Целую Вас и Лидусю, если она дома. Привет Нюше, Ваша Роза.

                Ребята чувствуют себя хорошо.

                * Уже получила письмо. Он был в пути 9 дней. (18 августа 1941)

                Дорогие! Открытки у нас уже появились. Большущее спасибо за присланные гостинцы: они цены не имеют и надолго нас обеспечат необходимым. Плитку еще не видела, посылку скоро распакую, не знаю, как вас и благодарить. Все в целости, только посылку для Катюши не могу еще получить.

                Сегодня послала вам телеграмму, боюсь, что это письмо придет раньше. Итак едут в «Ташкент город хлебный»[xxviii]. Предполагается состав подать нам в Гаврилов Ям и прямым сообщением, но сколько дней езды никто не знает и в какой день отъезд тоже нельзя предсказать. Никто ехать не обязан, но как остаться одним? Я бы очень хотела, Лидуся, чтобы ты приехала. Мне очень страшно с детьми ехать так далеко. Ведь я уже старая и мало ли что может со мной случиться, что будет с детьми? А вместе мы проживем как жили в Сочи и дождемся возвращения домой. В Л-де должны быть сейчас Бешелев и Гернет[xxix], присоединись к ним. (19 августа 1941)

                Дорогой Лидочек, писала тебе вчера и телеграфировала. Еще раз выражаю безграничную благодарность за все посылки, я понимаю, сколько труда ты и Нюша положили на это. Если будет повторная отправка посылок, то я бы хотела получить себе и Наташе флан. наши халатики и учебники для Наташи и Сережи. Наташины на дне ее шкафа приготовлены все. Мы очень взволнованы предстоящим отъездом. Мне, кажется, Лидуся, что тебе бы следовало приехать. Снесись с Литфондом, чтобы не опоздать. Я взяла из детских денег 200 р., остальные пойдут на покрытие взносов по 60 р. за Сережу и Женю. Лидочка, если ты хочешь вместо денег взять купон [неразб.] голубой мережкой, то Нюша тебе даст из сундука. У меня есть 1400 р. Обнимаю тебя и Мару, сердечный привет Сарре, Нюше, Белке, Френкам, писала Нине поздравление с Катюшиным днем рожденья[xxx]. Наташе гораздо лучше. Алеша уже на ногах. От Гоги имела открытку с места. Целую крепко. Твоя мама. (20 августа 1941)

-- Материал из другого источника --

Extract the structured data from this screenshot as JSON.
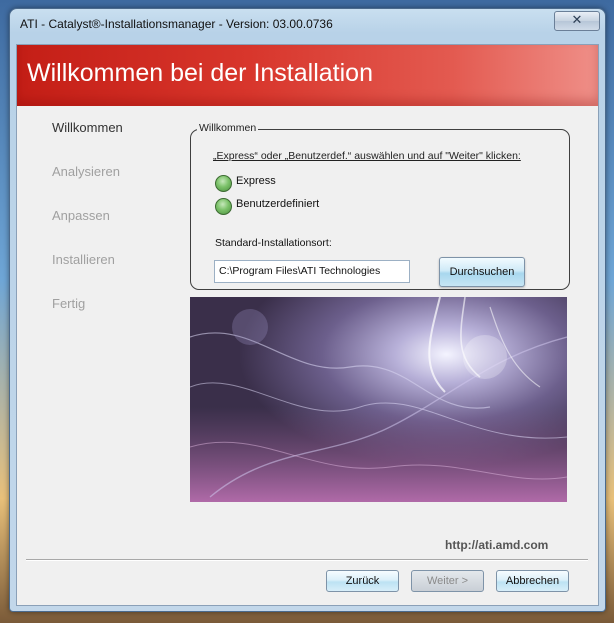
{
  "window": {
    "title": "ATI - Catalyst®-Installationsmanager - Version: 03.00.0736",
    "close_glyph": "✕"
  },
  "banner": {
    "title": "Willkommen bei der Installation"
  },
  "steps": [
    {
      "label": "Willkommen",
      "active": true
    },
    {
      "label": "Analysieren",
      "active": false
    },
    {
      "label": "Anpassen",
      "active": false
    },
    {
      "label": "Installieren",
      "active": false
    },
    {
      "label": "Fertig",
      "active": false
    }
  ],
  "welcome_group": {
    "legend": "Willkommen",
    "instruction": "„Express“ oder „Benutzerdef.“ auswählen und auf \"Weiter\" klicken:",
    "options": [
      {
        "label": "Express"
      },
      {
        "label": "Benutzerdefiniert"
      }
    ],
    "location_label": "Standard-Installationsort:",
    "location_value": "C:\\Program Files\\ATI Technologies",
    "browse_label": "Durchsuchen"
  },
  "footer": {
    "url": "http://ati.amd.com",
    "back_label": "Zurück",
    "next_label": "Weiter >",
    "cancel_label": "Abbrechen"
  },
  "colors": {
    "banner": "#c41e16",
    "radio": "#7cc26a"
  }
}
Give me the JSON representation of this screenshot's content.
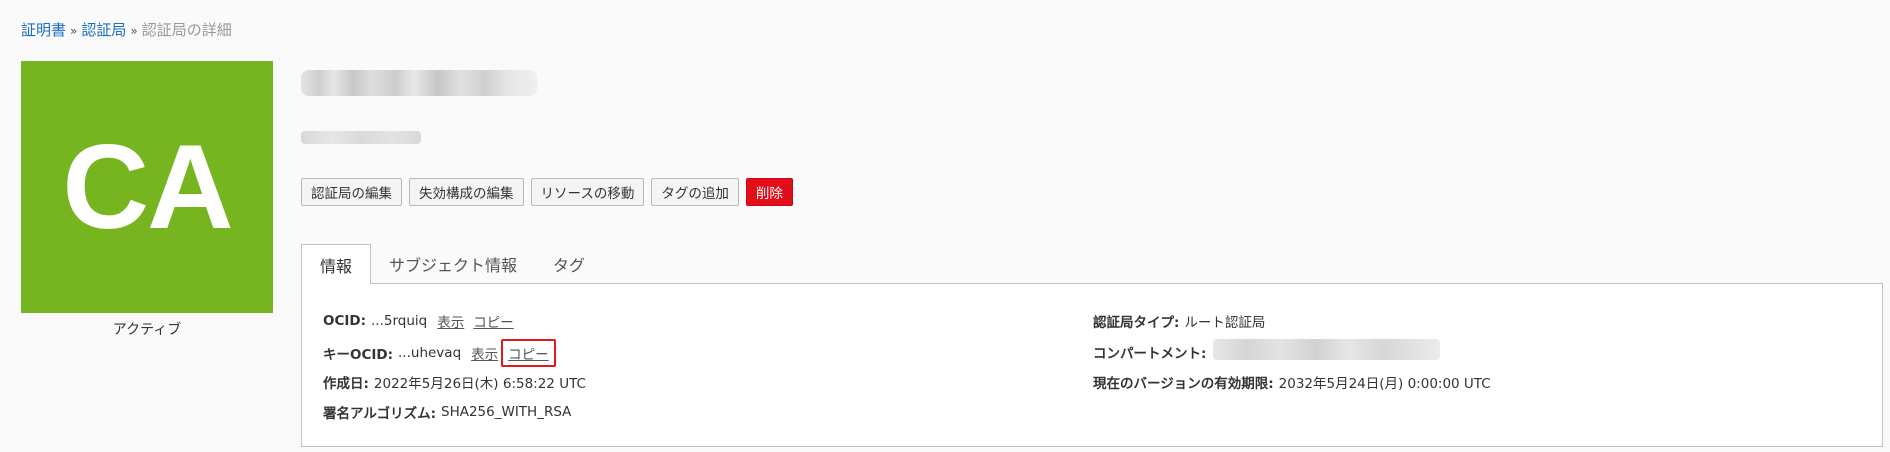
{
  "breadcrumb": {
    "items": [
      "証明書",
      "認証局",
      "認証局の詳細"
    ],
    "separator": "»"
  },
  "ca_tile": {
    "text": "CA",
    "color": "#76b51f",
    "status": "アクティブ"
  },
  "toolbar": {
    "edit_label": "認証局の編集",
    "revocation_label": "失効構成の編集",
    "move_label": "リソースの移動",
    "tag_label": "タグの追加",
    "delete_label": "削除"
  },
  "tabs": [
    {
      "label": "情報",
      "active": true
    },
    {
      "label": "サブジェクト情報",
      "active": false
    },
    {
      "label": "タグ",
      "active": false
    }
  ],
  "info": {
    "ocid": {
      "key": "OCID:",
      "value": "...5rquiq",
      "show": "表示",
      "copy": "コピー"
    },
    "key_ocid": {
      "key": "キーOCID:",
      "value": "...uhevaq",
      "show": "表示",
      "copy": "コピー"
    },
    "created": {
      "key": "作成日:",
      "value": "2022年5月26日(木) 6:58:22 UTC"
    },
    "algorithm": {
      "key": "署名アルゴリズム:",
      "value": "SHA256_WITH_RSA"
    },
    "ca_type": {
      "key": "認証局タイプ:",
      "value": "ルート認証局"
    },
    "compartment": {
      "key": "コンパートメント:"
    },
    "expiry": {
      "key": "現在のバージョンの有効期限:",
      "value": "2032年5月24日(月) 0:00:00 UTC"
    }
  },
  "colors": {
    "accent_link": "#1b6fbf",
    "danger": "#e30d1a",
    "highlight": "#e31a1a"
  }
}
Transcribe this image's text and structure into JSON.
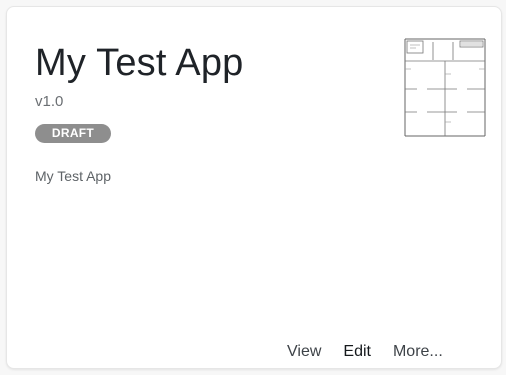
{
  "card": {
    "title": "My Test App",
    "version": "v1.0",
    "status_badge": "DRAFT",
    "description": "My Test App",
    "thumbnail": {
      "icon": "floorplan-thumbnail"
    }
  },
  "actions": {
    "view_label": "View",
    "edit_label": "Edit",
    "more_label": "More..."
  },
  "colors": {
    "badge_bg": "#8e8e8e",
    "title_text": "#1f2328",
    "muted_text": "#6b6f73"
  }
}
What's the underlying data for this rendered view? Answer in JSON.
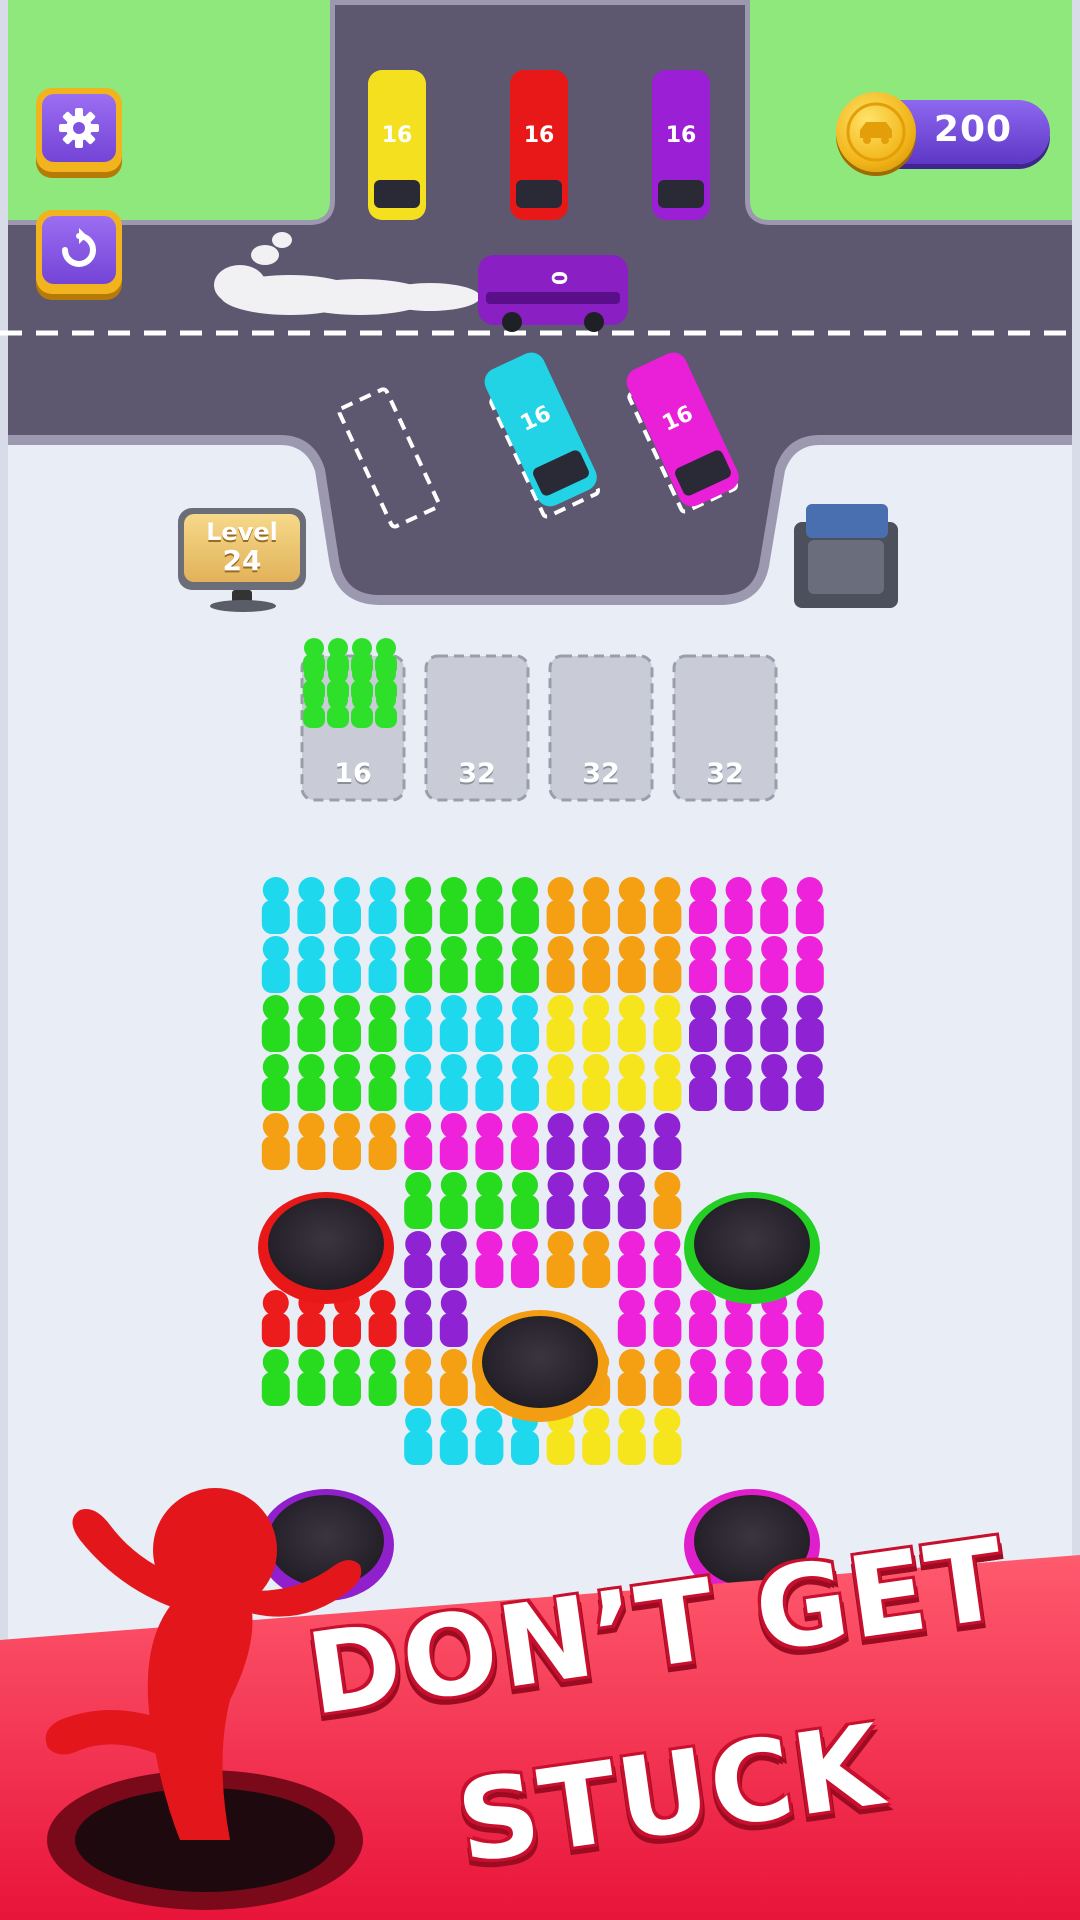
{
  "hud": {
    "settings_icon": "gear-icon",
    "restart_icon": "restart-icon",
    "coins": "200",
    "coin_icon": "coin-car-icon"
  },
  "level": {
    "label": "Level",
    "number": "24"
  },
  "parked_buses": [
    {
      "color": "#f5e020",
      "count": "16"
    },
    {
      "color": "#e81818",
      "count": "16"
    },
    {
      "color": "#9b1fd4",
      "count": "16"
    }
  ],
  "departing_bus": {
    "color": "#8a1fc4",
    "count": "0"
  },
  "waiting_buses": [
    {
      "color": "#22d3e6",
      "count": "16"
    },
    {
      "color": "#ea1fd8",
      "count": "16"
    }
  ],
  "queue_slots": [
    {
      "label": "16",
      "fill_color": "#2fe02a",
      "filled": true
    },
    {
      "label": "32",
      "filled": false
    },
    {
      "label": "32",
      "filled": false
    },
    {
      "label": "32",
      "filled": false
    }
  ],
  "colors": {
    "cyan": "#1ed8ee",
    "green": "#27dc1e",
    "orange": "#f4a012",
    "magenta": "#ef22dc",
    "purple": "#8f22d2",
    "yellow": "#f6e41c",
    "red": "#ec1c1c",
    "road": "#5d5770",
    "grass": "#8fe87c",
    "banner": "#f0224a"
  },
  "holes": [
    {
      "color": "#e81818"
    },
    {
      "color": "#22cf22"
    },
    {
      "color": "#f29d12"
    },
    {
      "color": "#9020cc"
    },
    {
      "color": "#e01fcc"
    }
  ],
  "banner": {
    "line1": "DON’T GET",
    "line2": "STUCK"
  }
}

                Дорогая Лидуся! Пишу это письмо на ветер, в надежде, что оно тебя уже не застанет. Сегодня получила открытку от 12.VIII, из которой вижу, что пропало письмо от 13. VIII со вложением письма от С<ергея> Дм<итриевича>. Очень жалко. Сегодня же получила вашу «молнию», отправленную вчера, которая мне была чрезвычайно приятна, и я воспрянула духом. Гога приглашает к нему. Если бы с тобой вместе, Лидуся, об этом стоило бы задуматься, потому что там очевидно неплохо и спокойно. Я очень разочарована нашей организацией, ожидала много большего. Гораздо спокойнее жить своей семьей. Вчера приходила Катюша с Ирой Жуковой, принесла посылку. Она выросла необычайно и очаровательна, как всегда. С нашим переездом еще неизвестно, адрес определится на днях. Дети здоровы, только Алеша на диете, хотя ничего страшного, но не устанавливается кишечник. Погода летняя, дожди редки. Обнимаю и крепко целую тебя. Привет всем нашим, включая Нюшу. (23 августа 1941)

                Дорогой Мара! Надеюсь, что это письмо Вас уже в Ленинграде не застанет, но пишу на всякий случай. Ребята здоровы, погода испортилась, уже два дня льет дождь и всюду лужи, нельзя улицу перейти.

                Марок, у меня к Вам большая просьба. Я забыла взять с собой самое ценное, что у меня есть – письма Надюши[xxxi]. Если Вы можете их захватить с собой, я была бы Вам бесконечно благодарна. Пусть их Нюша достанет. В зеркальном шкафу на самой верхней полке лежит папка для дел и в ней связаны письма, начиная с восьмилетнего возраста и до последних дней ее жизни. Мне казалось, когда я уезжала, что они сохраннее будут дома. Это была ошибка. Надеюсь, что Лидочка уже в пути. (26 августа 1941)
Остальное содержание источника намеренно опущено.